For a generation, a collection of Mississippi cattle breeders, led by a Pentecostal preacher named Clyde Lott, have tried to breed the perfect heifer to bring to Israel so its ashes may be scattered over the beginning of a new world. As recently as September 2022, five red calves were shipped by Texan rancher and minister Byron Stinson to Ben Gurion Airport.
The red heifer is a very literal prophecy, but it also works double-time as a symbol of the way Christian Zionism fundamentally works. It’s a prophecy of a new world born out of the ashes of living beings, a fantasy of consumption and destruction that will lead to a new and holy world.
The remains of living beings other than cattle are necessary, as well — which is part of why Christian Zionists have also been working so hard to shape American foreign policy.
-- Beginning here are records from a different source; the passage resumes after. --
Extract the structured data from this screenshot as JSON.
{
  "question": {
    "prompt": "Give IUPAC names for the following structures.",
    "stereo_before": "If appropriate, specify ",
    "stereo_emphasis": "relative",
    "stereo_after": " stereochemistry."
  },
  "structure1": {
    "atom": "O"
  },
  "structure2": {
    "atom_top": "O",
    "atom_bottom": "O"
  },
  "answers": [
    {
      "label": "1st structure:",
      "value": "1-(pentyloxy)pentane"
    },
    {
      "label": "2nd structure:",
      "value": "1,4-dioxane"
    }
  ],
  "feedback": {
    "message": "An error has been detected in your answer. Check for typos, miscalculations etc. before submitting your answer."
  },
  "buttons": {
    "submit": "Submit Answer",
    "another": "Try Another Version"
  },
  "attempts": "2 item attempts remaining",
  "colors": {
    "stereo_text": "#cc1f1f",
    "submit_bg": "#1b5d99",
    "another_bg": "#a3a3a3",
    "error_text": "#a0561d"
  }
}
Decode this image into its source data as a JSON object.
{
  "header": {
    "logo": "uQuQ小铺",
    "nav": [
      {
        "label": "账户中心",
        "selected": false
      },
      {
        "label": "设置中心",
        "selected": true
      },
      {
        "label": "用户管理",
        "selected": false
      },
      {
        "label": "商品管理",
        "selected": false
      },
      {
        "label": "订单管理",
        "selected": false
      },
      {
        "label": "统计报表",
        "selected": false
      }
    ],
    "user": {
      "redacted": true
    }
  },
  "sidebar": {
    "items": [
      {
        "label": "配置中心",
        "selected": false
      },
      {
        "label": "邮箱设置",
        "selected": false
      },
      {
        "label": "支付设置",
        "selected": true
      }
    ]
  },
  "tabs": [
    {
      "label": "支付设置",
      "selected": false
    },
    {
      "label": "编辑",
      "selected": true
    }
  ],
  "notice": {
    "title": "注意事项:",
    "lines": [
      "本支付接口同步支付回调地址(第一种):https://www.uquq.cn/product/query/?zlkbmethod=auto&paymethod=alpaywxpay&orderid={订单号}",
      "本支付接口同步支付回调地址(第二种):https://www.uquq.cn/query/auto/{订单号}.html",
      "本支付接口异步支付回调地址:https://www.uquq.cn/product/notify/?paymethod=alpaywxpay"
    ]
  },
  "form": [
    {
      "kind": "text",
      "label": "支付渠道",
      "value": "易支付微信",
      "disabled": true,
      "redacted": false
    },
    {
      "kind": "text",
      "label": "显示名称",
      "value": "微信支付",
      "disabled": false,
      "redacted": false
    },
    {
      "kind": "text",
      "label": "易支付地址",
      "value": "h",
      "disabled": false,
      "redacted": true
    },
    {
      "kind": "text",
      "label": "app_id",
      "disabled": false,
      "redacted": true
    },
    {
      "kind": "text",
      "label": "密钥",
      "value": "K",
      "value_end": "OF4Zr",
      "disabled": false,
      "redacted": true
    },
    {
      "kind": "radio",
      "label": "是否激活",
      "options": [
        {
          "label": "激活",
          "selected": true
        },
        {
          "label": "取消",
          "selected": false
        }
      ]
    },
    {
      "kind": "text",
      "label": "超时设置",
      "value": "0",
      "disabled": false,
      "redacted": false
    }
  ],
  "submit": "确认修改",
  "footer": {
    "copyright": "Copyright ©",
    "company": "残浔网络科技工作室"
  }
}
The more military aid funneled to Israel and the more death and destruction erupt in the Middle East, the closer believers come to witnessing global-scale conflict — or the “Battle of Gog and Magog” as prophesied by Ezekiel, a precursor to the Second Coming and the ultimate vindication of Christian faith.
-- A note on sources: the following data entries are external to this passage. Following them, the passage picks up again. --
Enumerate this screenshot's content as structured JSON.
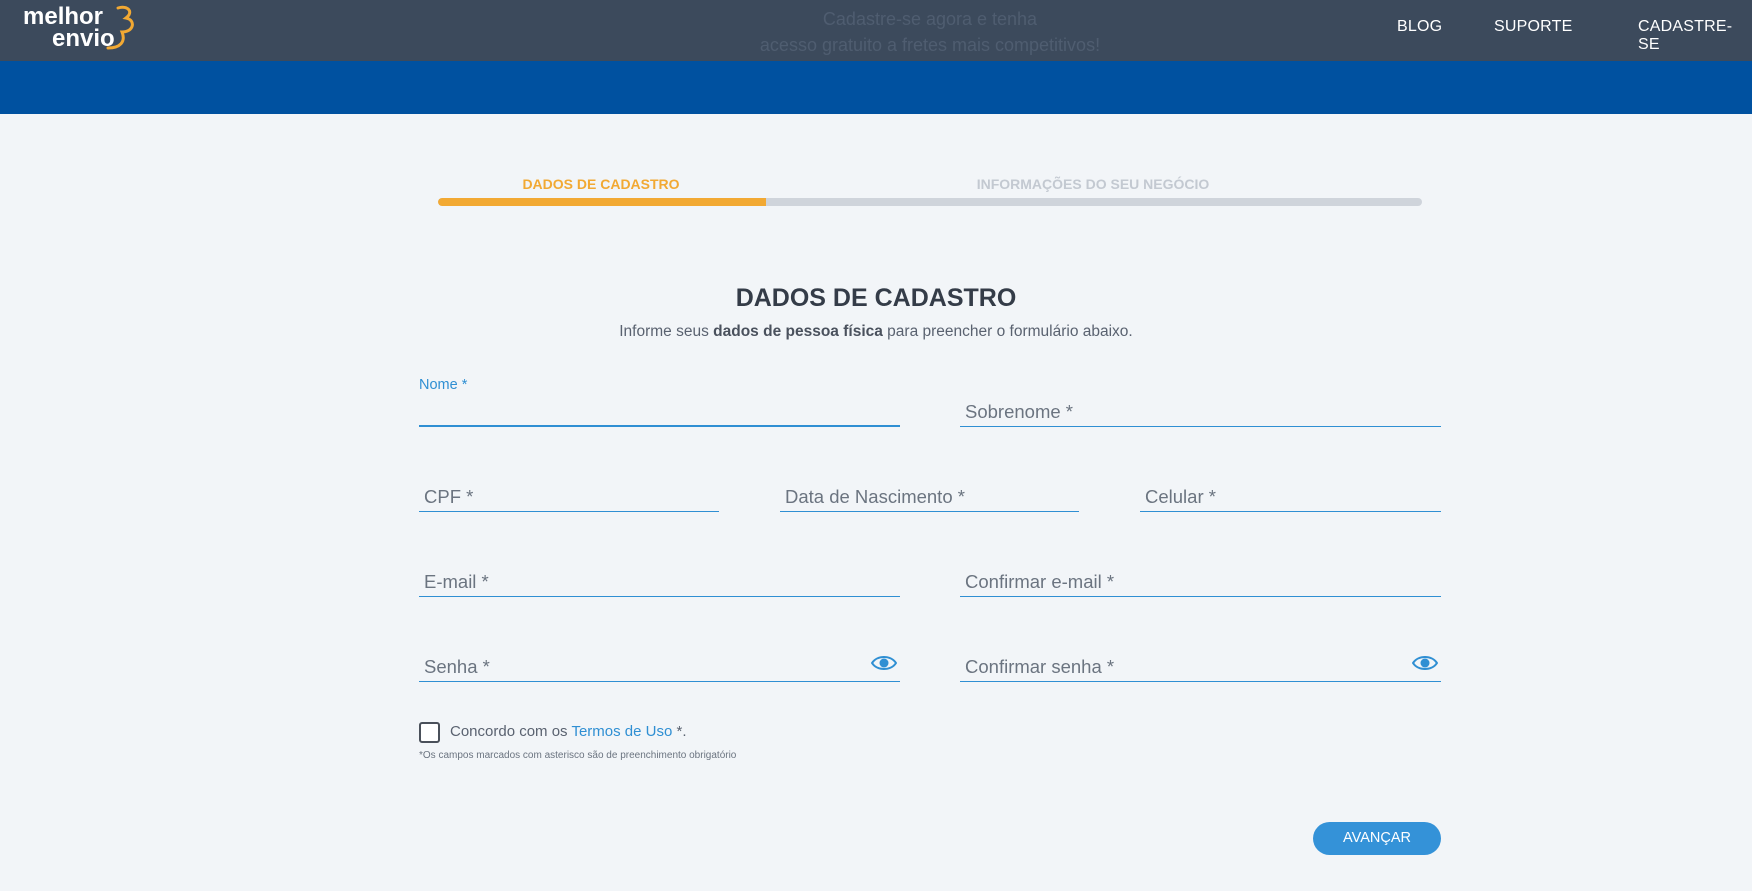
{
  "header": {
    "logo_line1": "melhor",
    "logo_line2": "envio",
    "promo_line1": "Cadastre-se agora e tenha",
    "promo_line2": "acesso gratuito a fretes mais competitivos!",
    "nav": [
      "BLOG",
      "SUPORTE",
      "CADASTRE-SE"
    ]
  },
  "stepper": {
    "steps": [
      "DADOS DE CADASTRO",
      "INFORMAÇÕES DO SEU NEGÓCIO"
    ],
    "active_step": 1,
    "progress_fraction": 0.333,
    "active_color": "#f2a933",
    "inactive_color": "#c3c9d1"
  },
  "form": {
    "title": "DADOS DE CADASTRO",
    "subtitle_pre": "Informe seus ",
    "subtitle_bold": "dados de pessoa física",
    "subtitle_post": " para preencher o formulário abaixo.",
    "fields": {
      "nome": "Nome *",
      "sobrenome": "Sobrenome *",
      "cpf": "CPF *",
      "nascimento": "Data de Nascimento *",
      "celular": "Celular *",
      "email": "E-mail *",
      "confirmar_email": "Confirmar e-mail *",
      "senha": "Senha *",
      "confirmar_senha": "Confirmar senha *"
    },
    "terms_pre": "Concordo com os ",
    "terms_link": "Termos de Uso",
    "terms_post": " *.",
    "footnote": "*Os campos marcados com asterisco são de preenchimento obrigatório",
    "submit": "AVANÇAR"
  },
  "colors": {
    "topbar": "#3c4a5c",
    "band": "#0051a0",
    "accent": "#3492d8",
    "logo_accent": "#f2a933"
  }
}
Israel’s military firepower has brought plenty of death and destruction to Gaza since the latest conflict broke out, and while Christian Zionists view Jews as intensely utilitarian (they must own the land of Israel, then die en masse as a trigger condition for Jesus’ return), their views on Palestinians are even more grotesque. Palestinians, being extraneous to the apocalypse, are considered an obstacle to its arrival. Evangelicals have accordingly made alliances with the most extremist elements of Israeli society, joining together in a mutual desire to expel or annihilate Palestinians from God’s kingdom of Zion. The necessity of such an annihilation is a major part of why Christians are so militant about “standing with Israel”: by eliminating Palestinians, Jews edge closer to the eschatological preconditions that presage Christ’s return. Some 2,000 evangelical leaders affiliated with the Southern Baptist Convention signed a letter last month lending unconditional support to Israeli military action, granting “the power to bear the sword.”
This has borne out over decades, with evangelical advisers to George W. Bush convincing his administration to slow-walk any support for a nascent Palestinian state, and the Trump administration openly supporting ever-more-aggressive Jewish settlement within Palestinian territory. “President Donald Trump made no secret of his desire to keep Hagee and Christian Zionist voters happy as a key part of his base by abandoning even the pretense that the U.S. was a neutral player in resolving the Israeli-Palestinian conflict,” wrote former Guardian Jerusalem correspondent Chris McGreal in March 2023.
At the present moment, the American public is divided, with many people distressed by the humanitarian crisis in Gaza and calling for a ceasefire. However, the large, muscular and well-connected Christian right, particularly the millions of an apocalyptically oriented bent, are opposing it. Demonstrators at the “March for Israel” on Tuesday even chanted “No Cease-fire!” The crowd’s motivations for opposing a cease-fire surely vary, but for Christian Zionists like Hagee, who spoke from the same stage as Jones, more war means more deaths and “God’s timepiece” ticking closer to the blissful Rapture when true believers will be “snatched up into the clouds,” evading the stench of the deaths they’ve funded, to sit beside Christ among His elect host.